Since Ashok favours — and makes a strong argument for — transforming cooking into an engineering discipline, “one with standardised methods and a finite set of easy-to-remember general principles that work for all kinds of dishes”, his reductive culinary philosophy is: “Cooking is ultimately chemical engineering.” 

This is both the book’s strength and weakness. The food science he writes about is excellently collected and deconstructed, but it could get somewhat overwhelming for his major target audience: the lay reader who cooks. 

We learn about the basic physics of heat, density, air pressure, conduction, convection, radiation, denaturation and — most importantly for the Indian cook — the Maillard reaction, which explains the browning of food.
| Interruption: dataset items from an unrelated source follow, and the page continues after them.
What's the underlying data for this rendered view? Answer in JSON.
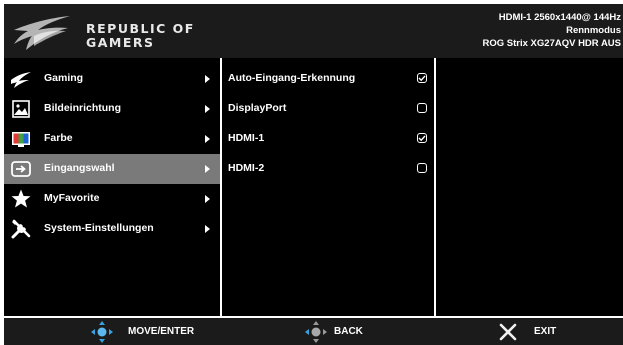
{
  "header": {
    "brand_line1": "REPUBLIC OF",
    "brand_line2": "GAMERS",
    "status_line1": "HDMI-1  2560x1440@  144Hz",
    "status_line2": "Rennmodus",
    "status_line3": "ROG Strix XG27AQV   HDR AUS"
  },
  "menu": {
    "items": [
      {
        "label": "Gaming",
        "icon": "rog-eye-icon"
      },
      {
        "label": "Bildeinrichtung",
        "icon": "image-icon"
      },
      {
        "label": "Farbe",
        "icon": "color-icon"
      },
      {
        "label": "Eingangswahl",
        "icon": "input-icon",
        "selected": true
      },
      {
        "label": "MyFavorite",
        "icon": "star-icon"
      },
      {
        "label": "System-Einstellungen",
        "icon": "tools-icon"
      }
    ]
  },
  "options": {
    "items": [
      {
        "label": "Auto-Eingang-Erkennung",
        "checked": true
      },
      {
        "label": "DisplayPort",
        "checked": false
      },
      {
        "label": "HDMI-1",
        "checked": true
      },
      {
        "label": "HDMI-2",
        "checked": false
      }
    ]
  },
  "footer": {
    "move_label": "MOVE/ENTER",
    "back_label": "BACK",
    "exit_label": "EXIT"
  },
  "colors": {
    "header_bg": "#1b1b1b",
    "panel_bg": "#000000",
    "selected_bg": "#7a7a7a",
    "accent_blue": "#3aa0e0",
    "exit_x": "#f0f0f0"
  }
}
There is a whole chapter on the science and techniques of browning and caramelisation of onions, garlic, cabbage and potatoes, written with verve and humour. 

For instance, he explains how a hot light source generates infrared radiation to cook food, as with a shawarma. Technically, everything, including us, radiates some energy, but it is not enough to cook food. “But if the object in question is reactor number 4 at Chernobyl,” he observes, “the results are not pretty.” 
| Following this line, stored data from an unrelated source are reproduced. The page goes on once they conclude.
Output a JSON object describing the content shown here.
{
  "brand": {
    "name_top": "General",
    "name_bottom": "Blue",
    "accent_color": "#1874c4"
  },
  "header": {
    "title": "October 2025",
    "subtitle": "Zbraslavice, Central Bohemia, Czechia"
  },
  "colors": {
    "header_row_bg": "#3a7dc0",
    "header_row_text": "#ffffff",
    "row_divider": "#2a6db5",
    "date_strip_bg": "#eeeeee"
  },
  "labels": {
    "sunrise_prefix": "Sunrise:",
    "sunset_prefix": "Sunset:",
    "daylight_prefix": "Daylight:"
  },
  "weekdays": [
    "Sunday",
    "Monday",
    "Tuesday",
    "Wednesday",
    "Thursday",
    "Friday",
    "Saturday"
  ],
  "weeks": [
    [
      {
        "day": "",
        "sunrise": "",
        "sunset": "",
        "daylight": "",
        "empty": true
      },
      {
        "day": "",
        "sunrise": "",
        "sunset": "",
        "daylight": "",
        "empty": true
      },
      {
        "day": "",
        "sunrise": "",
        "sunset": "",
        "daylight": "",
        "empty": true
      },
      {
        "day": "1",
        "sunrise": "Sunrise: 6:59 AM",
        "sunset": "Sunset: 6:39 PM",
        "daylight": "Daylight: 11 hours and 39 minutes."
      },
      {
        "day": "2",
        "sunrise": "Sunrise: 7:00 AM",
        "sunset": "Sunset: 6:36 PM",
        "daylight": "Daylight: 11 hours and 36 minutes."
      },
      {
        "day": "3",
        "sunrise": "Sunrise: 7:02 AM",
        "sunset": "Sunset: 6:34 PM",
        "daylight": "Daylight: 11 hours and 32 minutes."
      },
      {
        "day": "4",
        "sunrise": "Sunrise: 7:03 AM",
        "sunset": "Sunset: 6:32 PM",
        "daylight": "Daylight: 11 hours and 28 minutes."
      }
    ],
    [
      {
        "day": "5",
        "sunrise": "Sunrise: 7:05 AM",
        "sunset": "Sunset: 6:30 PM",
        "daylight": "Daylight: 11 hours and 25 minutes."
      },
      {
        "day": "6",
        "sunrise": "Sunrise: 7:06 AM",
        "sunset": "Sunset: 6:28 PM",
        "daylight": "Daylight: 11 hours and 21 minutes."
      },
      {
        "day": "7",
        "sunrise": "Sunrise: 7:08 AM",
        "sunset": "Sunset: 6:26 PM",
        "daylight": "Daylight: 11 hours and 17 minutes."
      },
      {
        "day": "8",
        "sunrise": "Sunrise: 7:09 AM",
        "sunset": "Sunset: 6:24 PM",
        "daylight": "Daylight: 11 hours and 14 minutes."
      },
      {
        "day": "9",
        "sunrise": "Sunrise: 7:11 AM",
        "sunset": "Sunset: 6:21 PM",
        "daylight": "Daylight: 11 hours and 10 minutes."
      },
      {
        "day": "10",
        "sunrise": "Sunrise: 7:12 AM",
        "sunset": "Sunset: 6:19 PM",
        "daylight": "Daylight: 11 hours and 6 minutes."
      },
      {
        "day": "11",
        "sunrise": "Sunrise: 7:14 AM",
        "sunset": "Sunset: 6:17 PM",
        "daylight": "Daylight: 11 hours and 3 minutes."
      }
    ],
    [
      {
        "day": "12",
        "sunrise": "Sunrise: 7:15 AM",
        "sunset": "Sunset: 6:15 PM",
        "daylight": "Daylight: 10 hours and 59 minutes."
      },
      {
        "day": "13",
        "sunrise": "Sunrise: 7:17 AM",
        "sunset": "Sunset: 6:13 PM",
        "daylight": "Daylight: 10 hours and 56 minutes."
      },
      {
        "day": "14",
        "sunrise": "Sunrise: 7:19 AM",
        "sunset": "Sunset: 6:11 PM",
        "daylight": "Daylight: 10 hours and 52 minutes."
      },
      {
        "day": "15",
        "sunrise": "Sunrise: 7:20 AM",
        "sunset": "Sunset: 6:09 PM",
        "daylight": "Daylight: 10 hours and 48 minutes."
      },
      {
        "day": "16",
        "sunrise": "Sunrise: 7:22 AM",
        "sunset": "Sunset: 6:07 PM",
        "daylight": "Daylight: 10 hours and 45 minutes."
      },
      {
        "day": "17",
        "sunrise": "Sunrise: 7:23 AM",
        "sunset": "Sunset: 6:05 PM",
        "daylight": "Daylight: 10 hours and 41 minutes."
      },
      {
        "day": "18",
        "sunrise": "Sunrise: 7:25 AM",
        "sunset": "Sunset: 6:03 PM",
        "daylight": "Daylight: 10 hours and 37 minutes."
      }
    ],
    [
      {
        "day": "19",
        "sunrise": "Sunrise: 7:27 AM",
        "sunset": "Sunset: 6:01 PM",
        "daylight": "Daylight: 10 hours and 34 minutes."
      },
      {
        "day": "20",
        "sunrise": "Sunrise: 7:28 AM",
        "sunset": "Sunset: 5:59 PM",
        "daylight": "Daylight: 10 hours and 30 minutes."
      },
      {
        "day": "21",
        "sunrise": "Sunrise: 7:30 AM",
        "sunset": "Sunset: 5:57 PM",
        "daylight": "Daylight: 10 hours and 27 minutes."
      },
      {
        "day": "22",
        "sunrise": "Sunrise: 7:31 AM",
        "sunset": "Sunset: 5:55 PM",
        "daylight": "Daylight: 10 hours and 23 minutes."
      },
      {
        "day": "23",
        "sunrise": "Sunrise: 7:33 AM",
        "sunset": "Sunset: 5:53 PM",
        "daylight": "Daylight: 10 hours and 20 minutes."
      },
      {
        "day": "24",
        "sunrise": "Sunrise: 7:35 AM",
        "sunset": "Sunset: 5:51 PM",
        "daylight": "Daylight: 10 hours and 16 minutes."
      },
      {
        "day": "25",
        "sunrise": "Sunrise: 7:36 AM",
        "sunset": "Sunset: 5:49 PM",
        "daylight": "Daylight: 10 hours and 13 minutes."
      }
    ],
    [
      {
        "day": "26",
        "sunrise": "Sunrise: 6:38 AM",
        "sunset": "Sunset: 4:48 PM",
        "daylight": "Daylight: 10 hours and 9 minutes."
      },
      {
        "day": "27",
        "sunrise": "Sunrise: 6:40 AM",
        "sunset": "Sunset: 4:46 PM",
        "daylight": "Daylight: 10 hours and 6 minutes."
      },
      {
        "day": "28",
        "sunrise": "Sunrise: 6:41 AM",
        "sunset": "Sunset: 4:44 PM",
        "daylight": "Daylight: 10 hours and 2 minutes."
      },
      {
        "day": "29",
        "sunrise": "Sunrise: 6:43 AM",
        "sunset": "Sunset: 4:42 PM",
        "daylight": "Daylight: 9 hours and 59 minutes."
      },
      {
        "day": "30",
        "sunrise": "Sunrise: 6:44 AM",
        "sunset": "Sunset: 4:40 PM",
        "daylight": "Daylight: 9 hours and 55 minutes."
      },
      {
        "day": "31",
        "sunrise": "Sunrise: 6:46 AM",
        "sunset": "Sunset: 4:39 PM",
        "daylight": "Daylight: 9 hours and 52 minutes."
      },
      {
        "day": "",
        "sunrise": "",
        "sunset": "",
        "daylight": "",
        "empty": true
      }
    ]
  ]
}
Ashok casts new light on everyday Indian cooking. He recommends we use spice powders in good time before they turn to “flavourless sand (hint: use a spice or coffee grinder to make spice powders when you need them). There is a long analysis of whole spices and blends and lengthy expositions on the science of sugar, salt and flavour. His oeuvre is vast and includes the science behind using yoghurt, tamarind, mango, vinegar and tomato. 
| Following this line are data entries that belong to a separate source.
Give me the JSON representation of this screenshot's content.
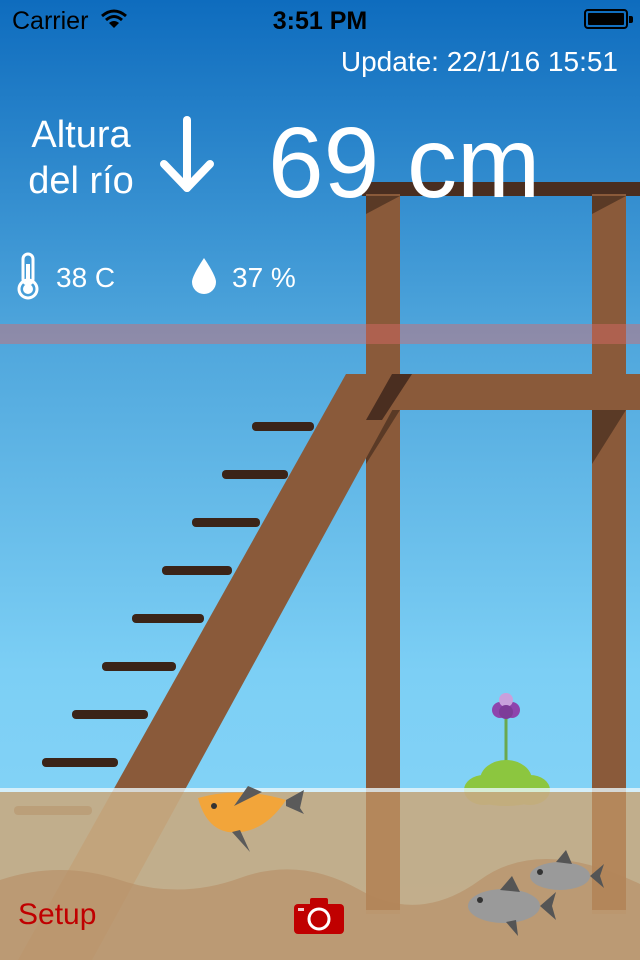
{
  "status_bar": {
    "carrier": "Carrier",
    "time": "3:51 PM",
    "wifi_icon": "wifi-icon",
    "battery_icon": "battery-icon"
  },
  "update": "Update: 22/1/16 15:51",
  "river_height": {
    "label_line1": "Altura",
    "label_line2": "del río",
    "trend_icon": "arrow-down-icon",
    "value": "69 cm"
  },
  "sensors": {
    "temperature_icon": "thermometer-icon",
    "temperature": "38 C",
    "humidity_icon": "water-drop-icon",
    "humidity": "37 %"
  },
  "toolbar": {
    "setup_label": "Setup",
    "camera_icon": "camera-icon"
  },
  "colors": {
    "sky_top": "#0f6fc0",
    "sky_bottom": "#7fd0f6",
    "wood": "#8a5a3a",
    "wood_dark": "#4a2e20",
    "sand": "#c4a67e",
    "accent_red": "#c00000"
  }
}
The food science in the book is excellently deconstructed, but it could still get somewhat overwhelming for the lay reader who cooks.

THE SMELL TEST

I also found most fascinating his exposition on orthonasal olfaction, or what you smell before you eat, which is quite different from the taste, which is why cheese may smell strange, flame-roasted brinjal may smell acrid and metallic and – my favourite – dried fish, may smell extremely fishy. 

The book abounds in handy cooking tips: for the best flavour, brown ingredients before adding them to gravies; use a batter of maida, salt and vodka for pakoras (alcohol reduces gluten development, stops surface starches from absorbing too much water, making pakoras crisper); use a pinch of baking soda to brown potatoes, blanch green vegetables, tenderise tough meat, make fluffier omelettes and browner dosas. He has “algorithms” for soft chapatis and perfect idli/dosa batter. 

Science, in other words, in the service of breakfast, lunch, dinner — and everything in between. 

Samar Halarnkar is a parttime journalist, part-time cook, full-time father and the author of A Married Man’s Guide to Creative Cooking (And Other Dubious Adventures).